Esta obra surge como una especie de réplica a otra publicada poco tiempo antes: “El hombre feliz independiente del mundo y de la fortuna” del, también sacerdote, Teodoro de Almeida. Parece ser que el Padre Merino, tras leer la anterior, no estaba de acuerdo en ciertos aspectos de la misma y decide escribir su texto modificando y corrigiendo aquello que no le agradaba y, de paso, mostrar la felicidad que se puede alcanzar en la sociedad e instruir a las mujeres,  las cuales con su virtud, discreción y ejemplo,  son las que más pueden contribuir a la noble educación de los hijos y al arreglo decoroso de las familias.

Existe, por lo tanto, una preocupación pedagógica que pretende inculcar y oriental el sentido moral (y católico) de las mujeres, pilar básico de la familia.

Pese a lo original de la misma, comprobamos similitudes con la de Almeida. El personaje retoma la historia donde concluye la del portugués;  aunque, en este caso el Padre Merino, coloca a una mujer en el centro de toda la trama y transforma el título donde deja perfectamente claras las intenciones y la crítica básica a la obra de Almeida: ni el hombre ni la mujer pueden ser independientes de la fortuna (destino) que, claramente, asocia al concepto de divina providencia. El destino no lo forjan las personas, el destino lo proporciona la divinidad y, nosotros, somos dependientes del mismo. En el prólogo, original del propio autor, hace una crítica más extensa a la obra portuguesa e indica sus fallos historiográficos y cronológicos, mostrando así un profundo conocimiento de esta materia.

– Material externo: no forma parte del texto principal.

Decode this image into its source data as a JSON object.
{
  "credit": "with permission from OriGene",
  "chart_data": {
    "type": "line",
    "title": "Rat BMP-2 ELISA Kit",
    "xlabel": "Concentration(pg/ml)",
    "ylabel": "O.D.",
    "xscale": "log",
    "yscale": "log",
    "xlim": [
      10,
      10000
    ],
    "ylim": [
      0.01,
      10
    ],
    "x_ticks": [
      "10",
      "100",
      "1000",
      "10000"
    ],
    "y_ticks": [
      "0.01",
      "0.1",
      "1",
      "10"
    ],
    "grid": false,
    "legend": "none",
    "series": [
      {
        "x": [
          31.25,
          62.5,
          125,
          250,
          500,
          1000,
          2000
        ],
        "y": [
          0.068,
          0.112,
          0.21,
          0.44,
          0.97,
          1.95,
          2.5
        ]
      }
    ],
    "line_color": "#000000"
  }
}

La novela cuenta la historia de Sofronia, Condesa de Moravia, viuda, y conocida comúnmente con el nombre de “muger feliz” y los acontecimientos que ocurrieron en su casa de Olmutz, durante el tiempo que como Peregrina desconocida se hospedó en ella, la Princesa Sofía, emperatriz que fue de Constantinopla. Estructura el relato como una especie de novelización de las memorias de Sofronia, recurso que logra dar mayor veracidad al relato.”  C.I.B.